Tuesday, January 10, 2017

The Public Trust Litigation

1/10/2017—the last session I was able to attend in San Francisco at the AALS meeting was the Hot Topic Program Juliana v Atmospheric Trust Litigation. The session was organized by Professor Mary Wood of the University of Oregon School of Law. Professor Wood pioneered the principles of the public trust litigation movement that is now engendering lawsuits around the world.

The premise of this line of litigation is that the climate is constitutive of a portion of the public trust, which is a common law concept concerning the government’s responsibility to protect the citizenry by maintaining public natural resources. Global warming seriously threatens the public trust for future generations. The idea is that the courts can order the government to draft the plan, at least, to protect the climate.

Public trust litigation is felt to be necessary because Congress has so abdicated its responsibility to protect the people and generations yet unborn. There is no longer any time to wait because the danger to people in the future from global warming is now so great.

When Professor Wood was at Duquesne University last year, she and I had an email exchange in which I voice my serious hesitation in allowing courts such a central role simply because the legislature has not adopted certain programs felt to be necessary. The premise of the public litigation movement seems to be that a democratic response is simply impossible. But if that is the case, because of big money or for whatever reason, democracy is at an end. That seems a result only a little less dire than global warming itself. So serious was my reservation years ago that I actually abandoned the position I had taken about a fundamental right to a healthy environment in an earlier Law Review article.

I have not changed my mind about the antidemocratic nature of this litigation.
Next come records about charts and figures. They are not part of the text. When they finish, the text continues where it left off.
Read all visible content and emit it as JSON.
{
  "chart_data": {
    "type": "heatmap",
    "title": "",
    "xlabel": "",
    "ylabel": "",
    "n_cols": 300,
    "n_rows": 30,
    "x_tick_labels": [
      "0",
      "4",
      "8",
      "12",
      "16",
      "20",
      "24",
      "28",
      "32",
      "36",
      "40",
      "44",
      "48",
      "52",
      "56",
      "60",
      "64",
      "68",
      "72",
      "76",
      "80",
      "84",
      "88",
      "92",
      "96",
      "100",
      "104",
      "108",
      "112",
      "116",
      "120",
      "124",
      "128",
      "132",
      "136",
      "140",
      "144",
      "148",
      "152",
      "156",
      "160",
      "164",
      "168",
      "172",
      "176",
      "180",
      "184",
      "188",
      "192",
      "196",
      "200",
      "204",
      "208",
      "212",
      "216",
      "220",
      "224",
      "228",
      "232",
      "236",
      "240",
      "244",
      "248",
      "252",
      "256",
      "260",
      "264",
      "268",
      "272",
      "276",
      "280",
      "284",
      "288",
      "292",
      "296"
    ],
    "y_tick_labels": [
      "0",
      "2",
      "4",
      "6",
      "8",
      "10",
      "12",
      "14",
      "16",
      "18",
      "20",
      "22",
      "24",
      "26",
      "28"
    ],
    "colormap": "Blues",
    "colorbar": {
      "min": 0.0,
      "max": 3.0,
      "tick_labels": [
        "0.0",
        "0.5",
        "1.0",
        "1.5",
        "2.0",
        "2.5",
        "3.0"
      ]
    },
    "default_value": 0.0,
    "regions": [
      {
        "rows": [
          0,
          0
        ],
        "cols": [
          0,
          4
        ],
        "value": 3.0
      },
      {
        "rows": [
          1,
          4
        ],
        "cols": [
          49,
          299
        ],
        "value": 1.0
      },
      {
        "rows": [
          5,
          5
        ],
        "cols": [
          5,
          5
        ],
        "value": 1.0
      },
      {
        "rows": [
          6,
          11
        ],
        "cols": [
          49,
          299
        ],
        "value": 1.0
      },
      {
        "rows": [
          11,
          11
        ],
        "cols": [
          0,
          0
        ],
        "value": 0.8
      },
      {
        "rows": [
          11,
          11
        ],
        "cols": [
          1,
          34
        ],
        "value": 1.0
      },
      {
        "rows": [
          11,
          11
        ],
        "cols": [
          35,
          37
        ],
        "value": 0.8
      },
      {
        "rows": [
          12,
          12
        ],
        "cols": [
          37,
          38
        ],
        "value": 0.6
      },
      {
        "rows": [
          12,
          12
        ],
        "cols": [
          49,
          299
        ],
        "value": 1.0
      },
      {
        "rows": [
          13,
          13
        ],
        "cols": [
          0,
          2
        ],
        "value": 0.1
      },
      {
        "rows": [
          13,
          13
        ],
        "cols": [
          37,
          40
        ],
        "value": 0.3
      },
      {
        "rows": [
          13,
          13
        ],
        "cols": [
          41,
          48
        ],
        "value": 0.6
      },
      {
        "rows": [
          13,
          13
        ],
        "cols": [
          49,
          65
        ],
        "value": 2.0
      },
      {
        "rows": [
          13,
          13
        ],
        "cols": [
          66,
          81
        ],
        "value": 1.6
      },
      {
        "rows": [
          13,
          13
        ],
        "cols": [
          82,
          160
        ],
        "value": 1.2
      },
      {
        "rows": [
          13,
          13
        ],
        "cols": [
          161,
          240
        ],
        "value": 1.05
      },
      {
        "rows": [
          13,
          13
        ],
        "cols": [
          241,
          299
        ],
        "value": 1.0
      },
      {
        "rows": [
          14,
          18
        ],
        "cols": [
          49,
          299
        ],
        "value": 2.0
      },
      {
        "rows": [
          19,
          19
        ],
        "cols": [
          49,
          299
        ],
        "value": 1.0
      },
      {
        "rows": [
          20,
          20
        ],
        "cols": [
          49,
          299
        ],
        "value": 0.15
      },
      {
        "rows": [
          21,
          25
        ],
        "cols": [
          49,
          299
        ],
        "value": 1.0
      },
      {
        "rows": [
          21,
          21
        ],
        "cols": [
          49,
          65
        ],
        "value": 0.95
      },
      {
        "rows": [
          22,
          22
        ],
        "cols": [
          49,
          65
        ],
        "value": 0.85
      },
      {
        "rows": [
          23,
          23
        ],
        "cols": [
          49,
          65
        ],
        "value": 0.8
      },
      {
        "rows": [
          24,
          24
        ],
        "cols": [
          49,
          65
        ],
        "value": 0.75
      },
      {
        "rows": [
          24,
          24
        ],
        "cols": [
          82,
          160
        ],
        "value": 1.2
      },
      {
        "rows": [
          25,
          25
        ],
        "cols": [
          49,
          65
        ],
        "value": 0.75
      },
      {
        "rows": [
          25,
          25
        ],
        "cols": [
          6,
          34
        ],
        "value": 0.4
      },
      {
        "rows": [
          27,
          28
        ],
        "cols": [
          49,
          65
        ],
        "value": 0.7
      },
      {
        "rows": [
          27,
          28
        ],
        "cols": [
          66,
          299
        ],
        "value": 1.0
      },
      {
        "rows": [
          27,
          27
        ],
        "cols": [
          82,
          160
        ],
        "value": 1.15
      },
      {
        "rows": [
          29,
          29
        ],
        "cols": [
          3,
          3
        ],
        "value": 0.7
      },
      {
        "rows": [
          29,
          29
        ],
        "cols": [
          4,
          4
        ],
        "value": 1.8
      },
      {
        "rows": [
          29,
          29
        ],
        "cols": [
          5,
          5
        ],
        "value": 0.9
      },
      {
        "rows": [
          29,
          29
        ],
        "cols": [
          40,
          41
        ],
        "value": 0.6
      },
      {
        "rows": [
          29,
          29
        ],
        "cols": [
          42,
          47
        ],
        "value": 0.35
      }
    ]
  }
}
However, after listening to Professor Wood, I have tempered my views. There are two reasons that this. First of all, Professor Wood finds herself in essentially the same place that FDR did in trying to get America ready for war despite the isolationist mood of the electorate. FDR simply did whatever he needed to do in order to get the country ready, knowing that later, when the country finally was ready for war, might have been too late. History has just FDR’s actions rather kindly, I believe.

The second reason that I no longer oppose this kind of litigation, despite its antidemocratic character, is that, after all, whatever the courts find, the courts will be unable to force Congress literally to do anything at all. So there is no chance of an actually antidemocratic result. On the other hand, the finding by a federal judge that global warming is real, that it is caused by humans, that it will be immensely harmful and that the Congress is doing nothing about it, would in and of itself change public opinion on the matter of global warming. So the courts could be part of a genuinely democratic turn in fighting global warming. But that could not happen unless litigation were going on. So I guess I have to offer Professor Wood an apology.